Murat Sevinç’in Diken’de yayımlanan yazısından aktarıyoruz:
Bu ülkede hiçbir şey gizli saklı olmadı. Her şey gözümüzün önünde yaşandı ve yaşanıyor. Oldum olası ‘derin bir şeyler’ yorumlarından hazzetmedim, gizeme gerek yok, yaşadıklarımızın neresi derin! Kör parmağım güzüne hukuk dışılıklar, anayasaya aykırılıklar mı? Sayısız insanın sorgusuz sualsiz işinden gücünden edilmesi mi? Toplum ortalamasının olup bitenleri suskunlukla karşılaması mı? Nedir derin olan, nedir anlaşılmayan, nedir bir türlü çözülemeyen o karmaşık ilişkiler ağı Allah aşkına? Daha iki gün önce, Yargıtay, Susurluk davasında beraatleri onayladı. Bu karardaki derinlik nedir? Bir organize suç örgütü lideri, Kıbrıs’ın Uğur Mumcu’su olan Kutlu Adalı’yı öldürmek için kardeşini gönderdiğini, sonra o işi başkasının yaptığını söyledi birkaç yıl önce ve yaprak kıpırdamadı memlekette, derinlik bunun neresinde? Bilinmeyen, görülmeyen, anlaşılmayan ne var? Boğaziçi Üniversitesi’nin yaşadığı malum, gören bilen yok mu; yarın bir gün muhterem akademi ‘duymamıştık’ mı diyecek? Hangi akademi, Türkiye’de ve Boğaziçi’nde yaşananları zerre kadar umursamayan, birer sosyal tesise dönüşmüş akademi mi? Nedir ülkemizde gizli olan?

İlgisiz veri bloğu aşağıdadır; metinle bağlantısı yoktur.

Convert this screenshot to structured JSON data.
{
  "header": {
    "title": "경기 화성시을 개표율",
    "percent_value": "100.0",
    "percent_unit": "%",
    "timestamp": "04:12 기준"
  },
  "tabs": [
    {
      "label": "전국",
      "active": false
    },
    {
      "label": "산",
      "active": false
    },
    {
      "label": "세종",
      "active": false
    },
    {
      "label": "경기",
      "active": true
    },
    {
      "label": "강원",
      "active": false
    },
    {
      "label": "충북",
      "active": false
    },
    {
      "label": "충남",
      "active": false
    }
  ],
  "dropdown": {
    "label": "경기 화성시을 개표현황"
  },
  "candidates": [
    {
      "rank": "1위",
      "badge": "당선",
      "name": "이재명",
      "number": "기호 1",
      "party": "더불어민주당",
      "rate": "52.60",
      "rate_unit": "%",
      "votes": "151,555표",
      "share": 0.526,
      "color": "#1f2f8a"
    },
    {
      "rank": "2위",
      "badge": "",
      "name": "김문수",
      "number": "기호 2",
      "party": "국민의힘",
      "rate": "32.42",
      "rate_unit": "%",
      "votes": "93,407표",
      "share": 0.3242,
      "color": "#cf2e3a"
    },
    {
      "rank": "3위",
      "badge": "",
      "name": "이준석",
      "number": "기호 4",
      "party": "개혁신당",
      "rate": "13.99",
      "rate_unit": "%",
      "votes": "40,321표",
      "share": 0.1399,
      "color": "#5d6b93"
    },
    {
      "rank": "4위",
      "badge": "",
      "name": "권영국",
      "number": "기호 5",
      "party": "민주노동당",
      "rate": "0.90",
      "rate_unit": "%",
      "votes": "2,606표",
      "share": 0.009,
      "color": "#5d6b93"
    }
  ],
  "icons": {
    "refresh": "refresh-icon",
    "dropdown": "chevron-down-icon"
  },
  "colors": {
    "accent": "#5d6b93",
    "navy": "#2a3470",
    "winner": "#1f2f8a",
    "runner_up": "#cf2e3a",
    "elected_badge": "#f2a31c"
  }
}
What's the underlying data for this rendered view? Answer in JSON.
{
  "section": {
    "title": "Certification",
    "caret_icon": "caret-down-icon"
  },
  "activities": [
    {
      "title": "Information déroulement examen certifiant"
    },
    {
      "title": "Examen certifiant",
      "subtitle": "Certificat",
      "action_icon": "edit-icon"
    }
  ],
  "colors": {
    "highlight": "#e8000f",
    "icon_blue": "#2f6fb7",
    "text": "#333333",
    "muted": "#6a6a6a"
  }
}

‘Azıcık’ demokrasi olmuyor, olamıyor ne yazık ki. ‘Birazcık’ ifade özgürlüğü de. Şöyle, ‘ucundan’ hukuk devleti? Askıdaki anayasamızın ikinci maddesinde yer alan temel ilkeler ve onları etlendirip butlandıran anayasal-yasal hükümler birbirini tamamlar. Anayasa’da yaşam hakkı tanıyıp düşünce özgürlüğünü boğarsanız, o yaşam hakkı ‘nefes alma’iznine dönüşür. Ya da birine çalışma hakkı tanıyıp da sendikal hakları budarsanız, o hak kâğıt üzerinde kalır ve çalışma hakkının adı, patronların ‘ekmek verme’ zevzekliğiyle anılır. Yurttaşın seçme ve seçilme hakkını hükme bağlayıp da parlak siyasetçileri mahkemelerde-cezaevinde süründürür, milletvekilini AYM kararına rağmen ‘içeride’ tutmakta ısrar ederseniz, her iki hakkın da işlevi ortadan kalkar. Demokrasi olsun ama laiklik olmasın, iktidar ağzına geleni söylesin ama muhalefetin tepesinde mahkumiyet kılıcı sallandıralım, anayasa olsun ama işimizi görecek kadar, söz özgürlüğü olsun ama muhalifler çenesini kapasın… Hukuk? ‘Ne yani, bize de mi hukuk!’ Demokrasinin temel ilkelerinin canına okuyan işler yapanlar, göz yumanlar, eşlik edenler, ‘yok edilen’ kazanımlara muhtaç kalıyor günün birinde, hep böyle oldu, bundan sonra da böyle de olur.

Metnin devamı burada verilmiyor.